A few notes from Conflux Festival day one which runs until Sunday in Williamsburg, Brooklyn. The HQ is at the gallery The Change You Want to See, a space for projects at the intersection between art, activism and academia.

0aghostbust.jpg0aadunno.jpgA guide to the perfect Ghostbustour and Ellis G. drawing shadows

Christina Ray introduced this edition of the annual festival for psychogeography by reminding that it started in 2003 when a bunch of friends decided to set up an event where they would invite other people to come and explore the city with them. Conflux gathers artists and also people who wouldn’t call themselves artists such as architects, activists, researchers, etc. This year there are over 100 artists selected. I’m not going to blog everything, just a few projects i particularly liked.

Here’s my pick of the day:

Free103point9/31 Down Radio Theater (Ryan Holsopple, you might remember his Pay Phone Murder Mystery project) presented Supplied by the Public which is currently working as Conflux radio station. The content of the radio station is made of calls from participants of the festival.

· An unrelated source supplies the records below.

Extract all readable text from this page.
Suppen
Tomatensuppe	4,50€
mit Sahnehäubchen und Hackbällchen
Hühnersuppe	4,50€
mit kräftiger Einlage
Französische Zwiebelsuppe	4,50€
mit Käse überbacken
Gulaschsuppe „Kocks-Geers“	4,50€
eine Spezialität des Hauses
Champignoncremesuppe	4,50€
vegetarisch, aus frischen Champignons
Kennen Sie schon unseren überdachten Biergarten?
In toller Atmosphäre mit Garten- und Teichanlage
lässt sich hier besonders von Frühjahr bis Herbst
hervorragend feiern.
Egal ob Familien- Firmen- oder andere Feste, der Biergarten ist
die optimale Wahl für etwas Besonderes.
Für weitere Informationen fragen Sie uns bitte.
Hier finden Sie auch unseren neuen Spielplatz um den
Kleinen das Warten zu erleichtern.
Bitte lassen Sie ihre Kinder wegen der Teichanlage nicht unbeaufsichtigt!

The calls (from public phones, cell phones, home phones) to 212-202-0637 are streamed in real time over the Internet. The stream is also broadcast on a low power FM transmitter to the local area of the event for people to listen to via a wireless radio. The calls are archived and will repeat when no active calls are being broadcast. The project is inspired by Max Neuhaus‘s telephone/radio work, Public Supply (1966).

0aasoped.jpgAt the Luna lounge a space is provided for artists to come and discuss their work, it’s rather informal and some of them only come with flyers and a laptop. Kiera Ormut-Fleishman had more! She came with a prototype of Maintenant, a system designed to make us more ecologically aware.

Maintenant revolves around the Social Pedometer/So-Ped, a device which connects to your mp3 player and auditorily alerts you whenever you’re passing through a high-air pollution saturated area.

The So-Ped, equipped with a carbon monoxide and methane sensor, is continually searching the air you breathe as you walk around. When a higher level of gases is detected, the sensor sets off the voice chip and alerts you to this. First the alert temporarily cuts off your music then you get a tip that says how to save up energy, for example.

There is only one So-Ped and it is not for sale. However, you can sign up to test the So-Ped when it becomes available in your area, you will then be able to use it for two weeks.

Molly Schwartz was showing her moving After You Leave… website and animations which document the way trees are struggling and often winning the battle in the street against cement, sidewalks, fences, decorative brick borders and buildings.


Anyone can contribute to Molly’s project by submitting their own photo and written observations of the struggle. Besides, a map can be downloaded to guide participants to the key locations of the green battle.